Can You Run macOS On Your Old Nintendo Wii? Well, Sort Of

Though the Nintendo Wii was no great shakes in terms of raw tech specs, the innovative Wiimote controller and nunchuck had non-gamers and dedicated fans alike up and swinging their racquets in Wii Sports tennis (and a lot more besides). The limited hardware was also capable of much more than most users thought, thanks to the Homebrew Channel. Via homebrew, the Wii became something of a haven for modders.

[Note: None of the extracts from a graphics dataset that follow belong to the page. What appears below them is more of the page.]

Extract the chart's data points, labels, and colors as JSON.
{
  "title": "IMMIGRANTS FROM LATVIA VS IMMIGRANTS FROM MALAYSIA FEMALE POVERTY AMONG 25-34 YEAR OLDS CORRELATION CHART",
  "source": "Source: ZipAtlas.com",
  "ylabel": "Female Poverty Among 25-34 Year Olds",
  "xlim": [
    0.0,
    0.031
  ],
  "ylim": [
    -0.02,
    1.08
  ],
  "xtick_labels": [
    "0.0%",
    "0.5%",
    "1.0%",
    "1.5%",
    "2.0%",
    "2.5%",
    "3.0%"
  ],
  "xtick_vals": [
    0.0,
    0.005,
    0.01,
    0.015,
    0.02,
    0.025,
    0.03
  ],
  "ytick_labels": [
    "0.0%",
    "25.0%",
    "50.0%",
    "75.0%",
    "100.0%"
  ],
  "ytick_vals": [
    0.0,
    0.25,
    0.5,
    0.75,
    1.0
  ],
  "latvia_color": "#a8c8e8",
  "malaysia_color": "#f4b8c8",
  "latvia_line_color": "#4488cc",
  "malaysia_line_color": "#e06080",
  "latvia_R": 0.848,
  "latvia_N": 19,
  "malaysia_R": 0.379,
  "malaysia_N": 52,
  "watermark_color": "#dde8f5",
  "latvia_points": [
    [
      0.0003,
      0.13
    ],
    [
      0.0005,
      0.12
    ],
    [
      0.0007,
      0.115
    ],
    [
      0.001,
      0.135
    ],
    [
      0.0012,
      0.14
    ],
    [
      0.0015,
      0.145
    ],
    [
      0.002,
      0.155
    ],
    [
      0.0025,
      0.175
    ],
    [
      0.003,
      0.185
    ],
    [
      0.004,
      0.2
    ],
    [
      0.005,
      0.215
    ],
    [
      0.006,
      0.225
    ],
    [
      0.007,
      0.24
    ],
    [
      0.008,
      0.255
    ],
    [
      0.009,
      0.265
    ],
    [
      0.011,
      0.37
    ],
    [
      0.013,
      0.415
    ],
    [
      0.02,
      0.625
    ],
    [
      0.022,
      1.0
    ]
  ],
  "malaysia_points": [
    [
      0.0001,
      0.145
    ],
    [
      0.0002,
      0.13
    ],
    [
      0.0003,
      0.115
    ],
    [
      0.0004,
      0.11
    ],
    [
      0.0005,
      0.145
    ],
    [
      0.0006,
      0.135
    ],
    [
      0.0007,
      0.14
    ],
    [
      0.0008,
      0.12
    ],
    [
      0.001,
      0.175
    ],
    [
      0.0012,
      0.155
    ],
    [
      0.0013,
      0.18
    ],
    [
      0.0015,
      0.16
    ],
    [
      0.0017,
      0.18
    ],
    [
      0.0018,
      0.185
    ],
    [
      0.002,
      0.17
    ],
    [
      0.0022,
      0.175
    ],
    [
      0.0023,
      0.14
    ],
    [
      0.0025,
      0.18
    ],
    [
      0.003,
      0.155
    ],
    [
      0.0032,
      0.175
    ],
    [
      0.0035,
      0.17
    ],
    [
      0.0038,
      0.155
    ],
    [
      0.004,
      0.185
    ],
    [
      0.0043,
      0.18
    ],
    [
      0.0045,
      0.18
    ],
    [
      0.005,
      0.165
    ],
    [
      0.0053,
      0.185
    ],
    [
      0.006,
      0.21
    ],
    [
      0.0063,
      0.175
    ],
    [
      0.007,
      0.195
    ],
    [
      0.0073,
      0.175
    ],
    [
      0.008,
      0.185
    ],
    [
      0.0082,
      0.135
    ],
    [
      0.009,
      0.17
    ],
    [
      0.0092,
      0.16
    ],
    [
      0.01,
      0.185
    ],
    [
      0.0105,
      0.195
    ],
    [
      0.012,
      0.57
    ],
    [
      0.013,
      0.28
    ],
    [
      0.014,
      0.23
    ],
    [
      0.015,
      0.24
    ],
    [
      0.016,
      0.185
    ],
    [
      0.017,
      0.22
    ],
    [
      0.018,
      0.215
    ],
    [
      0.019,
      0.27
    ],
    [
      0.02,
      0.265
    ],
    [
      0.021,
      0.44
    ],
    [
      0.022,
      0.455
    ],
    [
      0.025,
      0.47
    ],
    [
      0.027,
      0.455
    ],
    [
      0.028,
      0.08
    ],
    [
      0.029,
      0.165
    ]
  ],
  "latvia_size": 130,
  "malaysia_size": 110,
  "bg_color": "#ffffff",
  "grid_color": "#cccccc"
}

The Wii was partially powered by a Broadway microprocessor by IBM, a chip much akin to the one used by certain Macs. In fact, iBooks of around the Wii era were just one brand of Mac machine that used a similar PowerPC chip. This, essentially, is the impractical back door through which the macOS can enter the equation. There are far, far simpler ways to customize a Mac experience, but the simple knowledge of this fact led some to try to bridge the gap between Apple and Nintendo. Though macOS is capable of running on the Wii, the verdict of whether it's actually workable is distinctly mixed.

Macs and the Nintendo Wii also share something important. The gaming system can run Mac-on-Linux. Through this, then, it's possible to create an unwieldy, very strange, highly outdated, limited, yet intriguing Mac-of-sorts out of the console. In May 2023, YouTube's Michael MJD eventually succeeded in running Mac OS 9.2.2 "actually installed ... instead of just booting off of a disk" on the Nintendo console. It certainly took some wrangling, though.

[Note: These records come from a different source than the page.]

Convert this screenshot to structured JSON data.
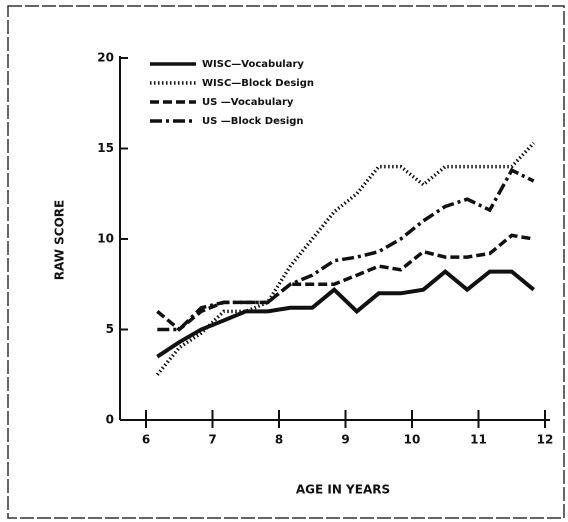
{
  "chart_data": {
    "type": "line",
    "xlabel": "AGE IN YEARS",
    "ylabel": "RAW SCORE",
    "x": [
      6.17,
      6.5,
      6.83,
      7.17,
      7.5,
      7.83,
      8.17,
      8.5,
      8.83,
      9.17,
      9.5,
      9.83,
      10.17,
      10.5,
      10.83,
      11.17,
      11.5,
      11.83
    ],
    "series": [
      {
        "name": "WISC—Vocabulary",
        "color": "#111111",
        "style": "solid",
        "values": [
          3.5,
          4.3,
          5,
          5.5,
          6,
          6,
          6.2,
          6.2,
          7.2,
          6,
          7,
          7,
          7.2,
          8.2,
          7.2,
          8.2,
          8.2,
          7.2
        ]
      },
      {
        "name": "WISC—Block Design",
        "color": "#111111",
        "style": "dotted",
        "values": [
          2.5,
          4,
          4.8,
          6,
          6,
          6.5,
          8.5,
          10,
          11.5,
          12.5,
          14,
          14,
          13,
          14,
          14,
          14,
          14,
          15.3
        ]
      },
      {
        "name": "US —Vocabulary",
        "color": "#111111",
        "style": "dashed",
        "values": [
          6,
          5,
          6,
          6.5,
          6.5,
          6.5,
          7.5,
          7.5,
          7.5,
          8,
          8.5,
          8.3,
          9.3,
          9,
          9,
          9.2,
          10.2,
          10
        ]
      },
      {
        "name": "US —Block Design",
        "color": "#111111",
        "style": "dashdot",
        "values": [
          5,
          5,
          6.2,
          6.5,
          6.5,
          6.5,
          7.5,
          8,
          8.8,
          9,
          9.3,
          10,
          11,
          11.8,
          12.2,
          11.6,
          13.8,
          13.2
        ]
      }
    ],
    "xlim": [
      6,
      12
    ],
    "xticks": [
      6,
      7,
      8,
      9,
      10,
      11,
      12
    ],
    "ylim": [
      0,
      20
    ],
    "yticks": [
      0,
      5,
      10,
      15,
      20
    ]
  }
}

How the process – somewhat – works

YouTube's Michael MJD noted that, previously, Fusion and MS-DOS had been used in tandem to make this happen, but that it would be a neater solution to be able to run it natively. Therefore, they used the compiled Wii Linux/Mac-on-Linux configuration and SD card image created by GBATEMP's Jose64141, but it wouldn't run for Michael MJD. 

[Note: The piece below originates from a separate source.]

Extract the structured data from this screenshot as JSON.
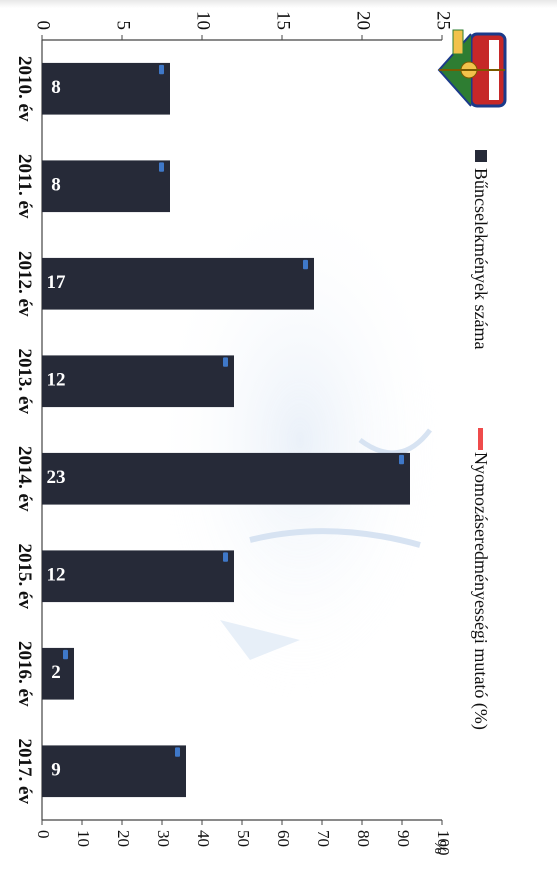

To make it work for themselves, they had to separate the OS data from the bootable partition and locate alternative kernel modules, and switch out the GBATEMP ppcboot.elf file (thus allowing the system to recognize the compatible Linux white version, which matched the module). Lastly, a Mac OS 8.1.HFV Basilisk II file had to be downloaded from Mac Depository and added to the original USB drive. Another startmol command and Mac OS install CD image later, and it was finally running. 

Perform Clean Installation was selected, and, skipping some error messages, it was successfully installed. As a workaround mod, though, it was far from perfect. The UI was so distorted that the text could barely be read. Attempting to run Doom, the modder found its framerate to be hilariously, woefully, unplayably slow. Sadly, then, the Mac OS / Nintendo Wii mashup, though functionally possible, has little practical use. Enterprising modders have made Doom run on a IKEA lightbulb, so you'd think this effort would have been more successful than that.